We simulate $x_k=e^{-\zeta \omega t_k}cos\left(\omega t_k\right)$ with small noise and sparse impulses and analyze ${\mathsf{\Delta }}^{2}x$. Figure 6 displays the signal and $|{\mathsf{\Delta }}^{2}x|$; Figure 7 and

Table 4. Damped oscillator: FCRI checkpoints ($t=1$, $p=2$).

n	${\mathit{R}}_{\mathit{n}}^{(2,2)}(1;0)$
200	0.001647
400	0.001408
800	0.001226
1200	0.001426
2000	0.001603

shows the corresponding FCRI, which remains at a low level.

5. Conclusions

Across the three scenarios, the fuzzy-Cesàro residual index (FCRI) behaves consistently with the theory and our main results (uniqueness, equivalence with strong p-Cesàro, density-based decomposition, and lacunary counterparts). In fractional RC with persistent late bursts (Case A) the index grows to $O\left(1\right)$, indicating failure of both global and blockwise criteria, whereas for the power-law decay and the damped oscillator with sparse impulses (Cases B and C) the index remains in the ${10}^{-3}$–${10}^{-2}$ band and thus passes comfortably.

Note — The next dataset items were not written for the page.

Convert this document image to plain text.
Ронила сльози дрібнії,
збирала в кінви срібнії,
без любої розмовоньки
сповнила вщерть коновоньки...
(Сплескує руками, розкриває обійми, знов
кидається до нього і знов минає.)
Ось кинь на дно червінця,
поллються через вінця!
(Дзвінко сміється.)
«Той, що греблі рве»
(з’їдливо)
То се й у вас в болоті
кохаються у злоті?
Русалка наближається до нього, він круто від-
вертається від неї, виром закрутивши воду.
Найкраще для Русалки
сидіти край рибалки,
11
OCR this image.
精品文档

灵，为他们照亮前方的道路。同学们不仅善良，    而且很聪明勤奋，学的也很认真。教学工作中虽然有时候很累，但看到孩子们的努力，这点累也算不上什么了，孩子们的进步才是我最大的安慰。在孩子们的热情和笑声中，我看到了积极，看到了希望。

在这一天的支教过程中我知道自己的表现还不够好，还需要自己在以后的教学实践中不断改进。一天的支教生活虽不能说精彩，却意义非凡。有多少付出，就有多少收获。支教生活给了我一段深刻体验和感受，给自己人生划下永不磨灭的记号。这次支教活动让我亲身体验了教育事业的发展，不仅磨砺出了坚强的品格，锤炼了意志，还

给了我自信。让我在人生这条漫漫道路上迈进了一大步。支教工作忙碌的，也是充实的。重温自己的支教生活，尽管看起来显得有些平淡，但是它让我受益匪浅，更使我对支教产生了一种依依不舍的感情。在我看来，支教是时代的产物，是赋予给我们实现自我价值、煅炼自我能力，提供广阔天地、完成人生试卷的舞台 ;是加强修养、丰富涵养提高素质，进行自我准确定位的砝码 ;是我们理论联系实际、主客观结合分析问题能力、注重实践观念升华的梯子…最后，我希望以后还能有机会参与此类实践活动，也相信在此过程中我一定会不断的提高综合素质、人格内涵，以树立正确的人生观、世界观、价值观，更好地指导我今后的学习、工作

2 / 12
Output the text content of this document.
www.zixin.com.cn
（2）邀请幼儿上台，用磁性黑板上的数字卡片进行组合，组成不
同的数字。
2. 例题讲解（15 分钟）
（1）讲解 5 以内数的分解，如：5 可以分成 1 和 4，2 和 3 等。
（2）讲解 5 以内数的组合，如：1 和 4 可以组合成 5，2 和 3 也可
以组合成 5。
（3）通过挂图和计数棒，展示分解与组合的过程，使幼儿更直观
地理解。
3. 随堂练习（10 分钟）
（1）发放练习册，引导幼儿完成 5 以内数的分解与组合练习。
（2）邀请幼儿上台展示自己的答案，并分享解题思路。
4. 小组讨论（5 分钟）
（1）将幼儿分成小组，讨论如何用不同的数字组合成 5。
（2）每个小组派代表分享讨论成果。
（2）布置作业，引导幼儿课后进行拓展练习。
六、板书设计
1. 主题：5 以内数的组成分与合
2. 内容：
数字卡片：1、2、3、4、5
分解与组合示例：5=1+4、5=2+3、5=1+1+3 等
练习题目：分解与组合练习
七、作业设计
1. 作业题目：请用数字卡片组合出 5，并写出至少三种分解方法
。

From a diagnostic standpoint, $e_k=[1-N(|y_k-x_0{|,t)]}^p$ acts as a normalized exceedance “energy” at resolution t (with $y_k={\mathsf{\Delta }}^m{x}_k$ or ${\mathsf{\Delta }}^{\alpha }{x}_k$), so $R_n$ is its Cesàro average. We calibrate the global decision threshold via a quantile rule on compliant windows, ${\tau }_{\mathrm{glob}}={\mathrm{q}}_{0.95}\left(R_n\right)$, and observe that $(\alpha ,p,t)=(0.6,2,1)$ is robust under late bursts while integer ${\mathsf{\Delta }}^1$ remains competitive on smooth decays (Section 4.4, Table 1). These conclusions are aligned with the fp-${\mathsf{\Delta }}^m$/${\mathsf{\Delta }}^{\alpha }$ equivalence results and with the ${\ell }^1$ continuity of GL differences used for the fractional lift.

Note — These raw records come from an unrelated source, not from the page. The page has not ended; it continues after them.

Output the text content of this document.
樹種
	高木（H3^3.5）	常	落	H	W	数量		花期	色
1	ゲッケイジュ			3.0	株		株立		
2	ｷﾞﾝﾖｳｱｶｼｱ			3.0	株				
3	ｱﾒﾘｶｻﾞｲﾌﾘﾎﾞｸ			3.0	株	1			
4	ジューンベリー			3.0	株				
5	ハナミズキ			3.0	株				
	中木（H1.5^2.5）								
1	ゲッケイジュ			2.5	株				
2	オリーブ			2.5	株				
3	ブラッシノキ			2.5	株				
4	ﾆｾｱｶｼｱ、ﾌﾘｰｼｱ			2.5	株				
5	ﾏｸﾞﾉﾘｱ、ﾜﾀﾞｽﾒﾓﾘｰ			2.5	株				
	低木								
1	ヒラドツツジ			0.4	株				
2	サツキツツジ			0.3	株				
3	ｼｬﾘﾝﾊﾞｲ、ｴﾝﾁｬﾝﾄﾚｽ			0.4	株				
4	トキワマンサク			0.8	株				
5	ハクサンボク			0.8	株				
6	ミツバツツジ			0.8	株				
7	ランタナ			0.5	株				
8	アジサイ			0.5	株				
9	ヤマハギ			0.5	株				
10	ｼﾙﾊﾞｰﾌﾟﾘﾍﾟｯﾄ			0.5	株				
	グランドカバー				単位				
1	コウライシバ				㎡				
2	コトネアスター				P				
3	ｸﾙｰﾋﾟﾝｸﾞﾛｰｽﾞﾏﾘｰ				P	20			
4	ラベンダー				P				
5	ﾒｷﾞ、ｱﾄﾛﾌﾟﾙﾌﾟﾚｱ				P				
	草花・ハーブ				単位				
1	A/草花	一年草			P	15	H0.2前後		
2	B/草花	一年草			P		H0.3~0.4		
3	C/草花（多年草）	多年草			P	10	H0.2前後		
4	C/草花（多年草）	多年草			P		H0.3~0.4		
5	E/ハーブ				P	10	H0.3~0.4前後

We work under (H1)–(H5) in Section 2.1; in particular, we take $p\ge 1$ for strong p-Cesàro equivalences and $inf{q}_r>1$ for lacunary schemes. Figures use consistent axes (n for FCRI and k for signals). Reproducibility materials (minimal data, scripts, and generated figures/tables) are publicly available; see Data Availability.